The first step in how to do a drug intervention or how to do an intervention for a drug addict is to contact an intervention specialist who is qualified to help you understand what needs to be done and how to do it. Even if an intervention specialist isn’t present during the face-to-face meeting, they can equip you with the tools and resources you need to hold an intervention. An intervention specialist is trained and experienced in overcoming some of the obstacles loved ones face during an intervention, including facing addicts who continue to deny there’s a problem.
Without guidance from a professional as far as how to hold an intervention, it can be tough to break through a sense of stubbornness the addict may display.
In some cases, there may be children of the addict that participate, but because it can be a difficult experience, this isn’t always the case.
Once the group is formed, the next step in how to hold an intervention is to start preparing for what will be said during the actual meeting.
All of the intervention team should write letters or take notes that they can use to ensure they make all of their relevant points during the meeting.
Once you’ve rehearsed what you’ll say, the next step in how to hold an intervention is to choose the meeting time and location.
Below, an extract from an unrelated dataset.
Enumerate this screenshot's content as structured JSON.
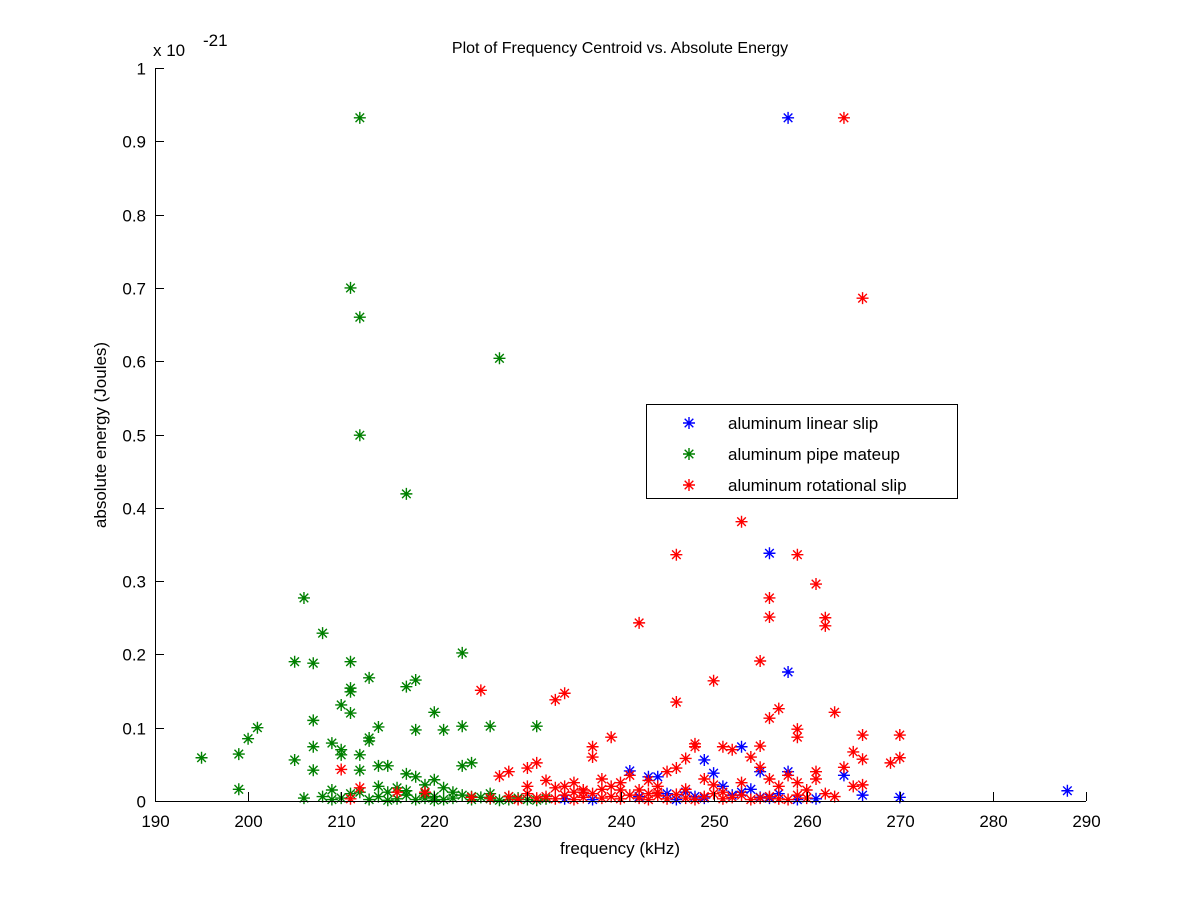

You want the addict to feel like they’re going to a place that isn’t threatening, and it’s best to try to find a time when they’ll be sober. Regarding length, most interventions last around an hour, but that’s up to the people holding it.
There’s not a definitive answer to the question of are interventions effective and can interventions work because ultimately it all depends on the individuals including the addict and the group holding the intervention. Also, how success is defined may differ.
A family may not define the success of an intervention as immediately entering treatment either. Instead, they might determine whether or interventions are effective by looking at their ability to follow through with what was communicated during the intervention.
The success of an intervention depends on many factors, but drug interventions tend to be more successful when a formula is followed, and when the group works with a professional.
To sum up, can intervention work and how effective are drug intervention programs: it’s all based on the individuals, but following a plan and implementing certain steps can increase the chances of success.
How to Write an Intervention Letter
A drug intervention letter or alcohol intervention letter is one of the most important components of a formal intervention, but how to write an intervention letter can be difficult to understand. First and foremost, when you’re holding a formal intervention, you want the drug intervention letter or alcoholic intervention letter to reflect compassion and the sense of love and concern you feel for the addict. You want them to understand the seriousness of the situation, but without blaming and shaming them.
How to write an intervention letter depends on being able to communicate your genuine sense of love and concern, and your strong desire for the addict to get better. You want it to highlight the severity of the addiction, and show how the actions of the addict hurt the people around them.
When you’re writing a drug intervention letter or alcohol intervention letter, you also want it to show that your hope is that they will participate in the treatment being offered during the formal intervention and that there will be clear, defined consequences if they don’t.
When you are exploring how to write an intervention letter, one of the most important things to keep in mind is that you must be willing and ready to carry out the consequence you list.
Intervention, unlike many rehabs and treatment programs, isn’t covered by insurance, so expenses can vary significantly.
When you’re deciding how much you’re able to spend on an addiction intervention, you might want to add up what it would cost if the addict continues their current behavior, such as legal fees and lost wages, and then compare that to the cost of addiction intervention resources and services.